I have managed to pre process my data in pyspark to get something like this
[(u'key1', u'1'), (u'key2', u'1'), (u'key1', u'2'), (u'key3', u'2'), (u'key4', u'1'), (u'key1', u'4'), (u'key5', u'1'), (u'key6', u'2'), (u'key7', u'4'), (u'key8', u'5'), (u'key9', u'6'), (u'key10', u'7')]
Now I need to filter based on these conditions :
1) filter values associated to atleast 2 keys.
output - only those (k,v) pairs which has '1','2','4' as values should be present since they are associated with more than 2 keys
[(u'key1', u'1'), (u'key2', u'1'), (u'key1', u'2'), (u'key3', u'2'), (u'key4', u'1'), (u'key1', u'4'), (u'key5', u'1'), (u'key6', u'2'), (u'key2', u'4')]
2) filter keys which are associated to atleast 2 values
output - only those (k,v) pairs which has key1, key2 as keys should be there since they are associated with atleast 2 values
[(u'key1', u'1'), (u'key2', u'1'), (u'key1', u'2'), (u'key1', u'4'), (u'key2', u'4')]
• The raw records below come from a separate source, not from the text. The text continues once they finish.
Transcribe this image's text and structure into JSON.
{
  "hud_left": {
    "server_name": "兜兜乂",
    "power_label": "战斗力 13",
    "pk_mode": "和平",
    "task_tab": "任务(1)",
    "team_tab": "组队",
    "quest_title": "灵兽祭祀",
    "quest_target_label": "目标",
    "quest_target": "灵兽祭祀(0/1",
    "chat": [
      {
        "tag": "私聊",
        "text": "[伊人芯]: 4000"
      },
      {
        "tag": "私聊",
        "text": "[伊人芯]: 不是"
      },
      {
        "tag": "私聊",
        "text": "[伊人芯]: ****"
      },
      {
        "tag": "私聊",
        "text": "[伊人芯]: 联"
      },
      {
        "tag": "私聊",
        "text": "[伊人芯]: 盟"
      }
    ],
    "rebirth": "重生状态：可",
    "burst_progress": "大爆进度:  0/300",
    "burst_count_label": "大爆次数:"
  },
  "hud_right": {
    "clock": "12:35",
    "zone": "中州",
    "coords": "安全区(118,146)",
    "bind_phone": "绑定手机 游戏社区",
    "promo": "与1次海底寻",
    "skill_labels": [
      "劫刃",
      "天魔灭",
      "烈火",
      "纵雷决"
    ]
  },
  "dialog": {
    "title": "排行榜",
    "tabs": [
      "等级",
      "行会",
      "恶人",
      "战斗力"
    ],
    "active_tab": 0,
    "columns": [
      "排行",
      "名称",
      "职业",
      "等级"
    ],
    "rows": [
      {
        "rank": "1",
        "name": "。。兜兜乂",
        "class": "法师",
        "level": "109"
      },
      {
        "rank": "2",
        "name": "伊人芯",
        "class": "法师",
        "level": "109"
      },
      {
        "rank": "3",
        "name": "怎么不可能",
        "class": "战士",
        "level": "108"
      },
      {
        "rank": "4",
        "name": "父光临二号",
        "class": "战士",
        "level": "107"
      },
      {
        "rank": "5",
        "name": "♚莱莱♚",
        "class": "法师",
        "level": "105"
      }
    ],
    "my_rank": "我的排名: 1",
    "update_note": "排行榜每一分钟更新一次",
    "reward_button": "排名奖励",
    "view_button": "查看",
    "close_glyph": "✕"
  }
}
Any suggestions would be of great help.
Update : I used groupBy and a filter to group for keys with mutiple values
[(u'key1', [u'1', u'2', u'4']), (u'key2',[u'1', u'4'])]
Now how do I split this (key, list(values)) to individual (k,v) pair to apply further transformation ?
key1 -> 1, 2, 3you can filter based on the size of the values (len >= 2) and collect both keys and values.